Changing the Narrative

An expert from a support service commented she had seen directly the panic, distress and self-blame intimate image abuse caused for victims.

"If that self-blame is reinforced by a uninformed acquaintance or service who says 'well, why did you take those images in the first place?' that self blame can really be reinforced so it's really important that the response somebody is provided with is that they have not done anything wrong," she stated.

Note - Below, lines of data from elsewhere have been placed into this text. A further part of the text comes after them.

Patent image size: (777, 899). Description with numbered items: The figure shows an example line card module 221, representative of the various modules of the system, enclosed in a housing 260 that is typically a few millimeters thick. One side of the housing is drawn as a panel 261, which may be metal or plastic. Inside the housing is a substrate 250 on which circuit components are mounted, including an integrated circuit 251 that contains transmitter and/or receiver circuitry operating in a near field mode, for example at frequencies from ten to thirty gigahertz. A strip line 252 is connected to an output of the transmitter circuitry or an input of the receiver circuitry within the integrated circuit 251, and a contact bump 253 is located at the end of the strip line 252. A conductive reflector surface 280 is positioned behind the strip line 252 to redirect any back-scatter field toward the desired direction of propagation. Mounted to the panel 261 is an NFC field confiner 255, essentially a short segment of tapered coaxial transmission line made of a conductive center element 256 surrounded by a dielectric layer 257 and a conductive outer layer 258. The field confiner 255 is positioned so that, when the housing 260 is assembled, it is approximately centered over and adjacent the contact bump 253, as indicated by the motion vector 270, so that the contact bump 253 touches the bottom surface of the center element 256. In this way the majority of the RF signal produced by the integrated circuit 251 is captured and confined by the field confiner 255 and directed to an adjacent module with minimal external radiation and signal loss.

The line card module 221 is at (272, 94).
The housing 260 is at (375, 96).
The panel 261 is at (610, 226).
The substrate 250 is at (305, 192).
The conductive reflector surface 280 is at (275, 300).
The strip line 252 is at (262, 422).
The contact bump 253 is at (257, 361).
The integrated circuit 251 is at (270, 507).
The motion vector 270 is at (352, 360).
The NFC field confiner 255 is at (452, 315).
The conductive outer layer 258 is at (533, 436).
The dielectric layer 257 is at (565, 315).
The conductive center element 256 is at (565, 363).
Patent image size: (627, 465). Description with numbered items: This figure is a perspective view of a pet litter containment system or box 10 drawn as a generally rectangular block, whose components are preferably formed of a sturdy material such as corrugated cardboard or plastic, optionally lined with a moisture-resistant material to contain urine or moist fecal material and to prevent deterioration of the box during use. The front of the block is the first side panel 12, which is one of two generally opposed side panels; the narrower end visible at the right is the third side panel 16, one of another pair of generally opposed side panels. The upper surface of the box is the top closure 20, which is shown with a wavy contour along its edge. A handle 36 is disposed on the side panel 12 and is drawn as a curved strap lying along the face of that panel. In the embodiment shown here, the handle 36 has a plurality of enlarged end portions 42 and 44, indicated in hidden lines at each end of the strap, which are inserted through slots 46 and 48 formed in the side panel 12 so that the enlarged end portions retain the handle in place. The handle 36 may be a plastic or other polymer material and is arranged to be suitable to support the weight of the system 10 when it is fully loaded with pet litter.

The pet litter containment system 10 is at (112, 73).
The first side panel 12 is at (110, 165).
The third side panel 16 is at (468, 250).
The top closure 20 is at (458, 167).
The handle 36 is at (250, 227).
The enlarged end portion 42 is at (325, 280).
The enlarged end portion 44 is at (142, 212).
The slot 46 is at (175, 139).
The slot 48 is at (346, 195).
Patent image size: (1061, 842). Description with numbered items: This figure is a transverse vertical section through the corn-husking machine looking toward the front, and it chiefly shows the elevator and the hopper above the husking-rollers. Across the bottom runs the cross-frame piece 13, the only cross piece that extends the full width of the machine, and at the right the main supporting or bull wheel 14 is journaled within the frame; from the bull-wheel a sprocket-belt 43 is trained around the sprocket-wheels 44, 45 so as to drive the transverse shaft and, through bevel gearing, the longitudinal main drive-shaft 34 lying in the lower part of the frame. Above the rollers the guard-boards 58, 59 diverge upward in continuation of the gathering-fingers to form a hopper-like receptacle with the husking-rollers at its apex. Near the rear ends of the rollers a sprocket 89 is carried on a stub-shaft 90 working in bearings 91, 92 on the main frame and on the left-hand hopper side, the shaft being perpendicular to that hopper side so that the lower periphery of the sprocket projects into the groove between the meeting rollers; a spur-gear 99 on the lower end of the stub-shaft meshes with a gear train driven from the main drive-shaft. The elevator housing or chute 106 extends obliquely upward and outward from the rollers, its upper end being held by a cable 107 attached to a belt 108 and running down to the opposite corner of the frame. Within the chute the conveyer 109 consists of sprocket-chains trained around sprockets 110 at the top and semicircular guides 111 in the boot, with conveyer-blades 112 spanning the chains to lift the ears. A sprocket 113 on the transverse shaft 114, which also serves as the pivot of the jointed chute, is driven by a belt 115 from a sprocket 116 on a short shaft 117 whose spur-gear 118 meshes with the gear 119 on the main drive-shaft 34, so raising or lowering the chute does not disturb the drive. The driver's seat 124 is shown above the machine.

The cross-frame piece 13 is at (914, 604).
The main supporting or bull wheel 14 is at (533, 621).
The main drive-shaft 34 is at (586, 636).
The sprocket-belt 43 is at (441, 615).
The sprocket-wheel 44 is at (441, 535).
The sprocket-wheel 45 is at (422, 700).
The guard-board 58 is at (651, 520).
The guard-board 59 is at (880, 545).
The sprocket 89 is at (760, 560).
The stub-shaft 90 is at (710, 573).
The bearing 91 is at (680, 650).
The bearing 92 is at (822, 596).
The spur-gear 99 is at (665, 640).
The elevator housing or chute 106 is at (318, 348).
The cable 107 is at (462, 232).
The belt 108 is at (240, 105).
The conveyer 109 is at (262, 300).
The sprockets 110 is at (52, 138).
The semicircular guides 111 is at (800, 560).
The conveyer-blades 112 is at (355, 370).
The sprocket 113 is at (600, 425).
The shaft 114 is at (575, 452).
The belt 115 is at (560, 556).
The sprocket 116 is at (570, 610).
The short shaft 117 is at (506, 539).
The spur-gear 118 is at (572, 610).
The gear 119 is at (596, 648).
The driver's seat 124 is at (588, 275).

She added it was fantastic that Madelaine was using her experience to create solutions, saying: "It is really important to have this comprehensive strategy towards tackling technology-enabled abuse, because a single solution is going to be able to solve this problem, no one helpline, it needs to be this multi-layered response."

Madelaine Thomas and TV presenter Jess Davies have been victims of experiencing their intimate images shared non-consensually.
Madelaine Thomas and TV presenter Jess Davies have been victims of having their intimate images shared without their consent.

TV presenter Jess Davies was just 15 when images of her in a state of undress were shared around her town. It was the beginning of multiple violations Jess endured in her youth that would later shape her women's rights campaigning.

"It took so long, an excessive amount of time for someone to tell me, 'it wasn't your fault' and 'that shouldn't have happened'," said Jess.

She too is passionate about eliminating the shame of this crime from the survivors to the offenders. "There is no offence to consensually send an photo to someone," said Jess.

"However, it is illegal to circulate that non-consensually and I think that should invariably be where the responsibility is," she affirmed.

Laura Oliver
Laura Oliver

A tech enthusiast and gaming analyst with over a decade of experience covering digital entertainment and emerging technologies.